Am Sonntag abend saßen Don und Anne und Joan und ich vor dem Kaminplatz in seinem Zimmer: wir kamen uns wie Staatenlose vor. Plötzlich erschien der reizende japanische Professor, der mit seiner Frau im oberen Stockwerk des Hauses wohnte, und erzählte uns, daß sie beide in ein Internierungslager geschickt würden und daß wir ihre Wohnung haben könnten. Wir flossen vor Dankbarkeit über, quetschten uns alle vier in den Wagen und rasten zum Hausbesitzer, der alt und brummig war und uns eine ellenlange Liste von Bewerbern zeigte, die viel angesehener waren und keine Kinder hatten. Don redete in seiner ruhigen Art endlos auf ihn ein, ich saß sehr gerade und bemühte mich, wie eine gute Mieterin auszusehen, und die Kinder erklärten dem Hausbesitzer, daß sie schon lange keine Kinder mehr seien und sowieso während der Schulzeit in der Schule wohnten. Widerstrebend willigte er endlich ein, rief uns aber, als wir in den Wagen stiegen, mit lauter Stimme nach: «Daß ihr euch aber ja gut benehmt, hört ihr? Stellt mir nicht das Haus auf den Kopf und laßt mir nicht die Rohre einfrieren!» Anne und Joan fanden es wahnsinnig komisch und wälzten sich vor Lachen auf dem Rücksitz. Ich dagegen war wütend und verlangte von Don, er solle energisch gegen den Grobian auftreten.

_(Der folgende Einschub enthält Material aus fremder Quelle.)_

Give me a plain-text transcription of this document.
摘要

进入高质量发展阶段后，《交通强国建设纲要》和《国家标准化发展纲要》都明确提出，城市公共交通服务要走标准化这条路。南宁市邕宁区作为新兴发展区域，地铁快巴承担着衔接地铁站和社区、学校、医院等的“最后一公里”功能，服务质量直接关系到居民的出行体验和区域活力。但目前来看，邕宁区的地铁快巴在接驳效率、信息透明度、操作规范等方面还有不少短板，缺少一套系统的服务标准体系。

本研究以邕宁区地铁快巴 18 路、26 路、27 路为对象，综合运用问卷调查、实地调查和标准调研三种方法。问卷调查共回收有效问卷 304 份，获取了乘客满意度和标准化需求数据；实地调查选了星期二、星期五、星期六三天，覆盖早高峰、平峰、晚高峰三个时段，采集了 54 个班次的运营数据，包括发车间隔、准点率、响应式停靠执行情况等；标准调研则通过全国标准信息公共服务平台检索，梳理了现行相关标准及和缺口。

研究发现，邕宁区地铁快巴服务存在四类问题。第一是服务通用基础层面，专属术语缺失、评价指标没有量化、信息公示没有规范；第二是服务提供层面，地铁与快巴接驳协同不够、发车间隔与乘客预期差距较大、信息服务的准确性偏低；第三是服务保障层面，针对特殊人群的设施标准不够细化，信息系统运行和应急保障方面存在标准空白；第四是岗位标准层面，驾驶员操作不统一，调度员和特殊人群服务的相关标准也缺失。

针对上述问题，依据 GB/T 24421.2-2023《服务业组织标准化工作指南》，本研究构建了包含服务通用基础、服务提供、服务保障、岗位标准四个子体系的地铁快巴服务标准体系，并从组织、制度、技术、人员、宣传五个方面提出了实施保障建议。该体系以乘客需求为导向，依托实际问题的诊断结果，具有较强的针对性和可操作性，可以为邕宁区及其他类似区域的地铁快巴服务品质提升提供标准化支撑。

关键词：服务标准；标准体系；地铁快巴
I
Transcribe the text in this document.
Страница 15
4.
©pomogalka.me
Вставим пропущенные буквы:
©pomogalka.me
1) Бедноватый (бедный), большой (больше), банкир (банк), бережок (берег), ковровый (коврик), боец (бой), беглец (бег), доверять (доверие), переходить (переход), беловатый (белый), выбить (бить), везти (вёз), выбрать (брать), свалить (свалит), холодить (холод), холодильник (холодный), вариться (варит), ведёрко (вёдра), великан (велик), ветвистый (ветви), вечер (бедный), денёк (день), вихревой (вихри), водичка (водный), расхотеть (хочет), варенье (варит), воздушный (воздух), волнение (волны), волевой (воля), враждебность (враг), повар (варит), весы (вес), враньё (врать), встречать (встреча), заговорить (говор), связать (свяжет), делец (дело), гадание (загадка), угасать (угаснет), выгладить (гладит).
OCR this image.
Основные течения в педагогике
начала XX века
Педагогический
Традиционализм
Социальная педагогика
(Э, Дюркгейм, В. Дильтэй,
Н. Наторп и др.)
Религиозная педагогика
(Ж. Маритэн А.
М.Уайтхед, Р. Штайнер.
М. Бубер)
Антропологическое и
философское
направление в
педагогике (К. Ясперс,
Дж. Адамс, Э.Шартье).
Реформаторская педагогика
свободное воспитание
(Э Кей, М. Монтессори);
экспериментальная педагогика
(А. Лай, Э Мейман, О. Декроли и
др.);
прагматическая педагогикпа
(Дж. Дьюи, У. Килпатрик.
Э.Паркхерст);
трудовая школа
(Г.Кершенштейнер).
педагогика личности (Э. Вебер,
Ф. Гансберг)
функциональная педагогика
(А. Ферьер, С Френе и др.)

Don zwinkerte mir zu und sagte: «Die Sonne scheint nicht jeden Tag, die Wolke weint nicht jeden Tag!» Don ist eben Schotte. Am Dienstag zogen wir ein.

Die Wohnung im oberen Stockwerk war luftig und hell, für Anne und Joan stand eine Couch im Alkoven, und im Ahorn vor dem Schlafzimmerfenster hausten zwei nette graue Eichhörnchen. Wir waren glücklich und zufrieden. Dann kam gutes Wetter, und der sonst so ruhige Abhang wimmelte auf einmal von kreischenden Kindern, bellenden Hunden und rufenden Müttern. Hausierer zogen wie die Ameisen vors Haus, hämmerten an die Hoftür oder bohrten den Finger in den Klingelknopf der Vordertür. Don malte ein großes Schild: Kriegsdiensthilfsarbeiter schläftbitte nicht stören! Ich hängte es morgens, wenn ich ins Büro ging, an die Haustür. Es nützte gar nichts. Don wurde blasser und nervöser. Jeden Abend, wenn ich mit den Kindern telefonierte, erinnerten sie mich daran, daß sie bald mit Fahrrädern, Skiern und Muschelsammlung ankommen würden, und wo sie das alles lassen sollten. Ich sah ein, daß ich mich nach einem Häuschen umsehen müsse, das groß genug für Don, mich, Anne und Joan, Mutters Hund Tudor und meine Katze Mrs. Miniver, unsre paar tausend Bücher und Platten und die Muschel-, Stein-, Bilder- und Schlangenhaut-Sammlungen der Kinder wäre. Das Dumme an der Geschichte war nur, daß Häuser nicht ohne Geld zu haben waren, und Geld hatten wir keins. Wir wären sogar in eine Polizeistation gezogen, wenn sie möbliert zu vermieten gewesen wäre, denn wir hatten nicht nur kein Geld – wir hatten auch keine Möbel.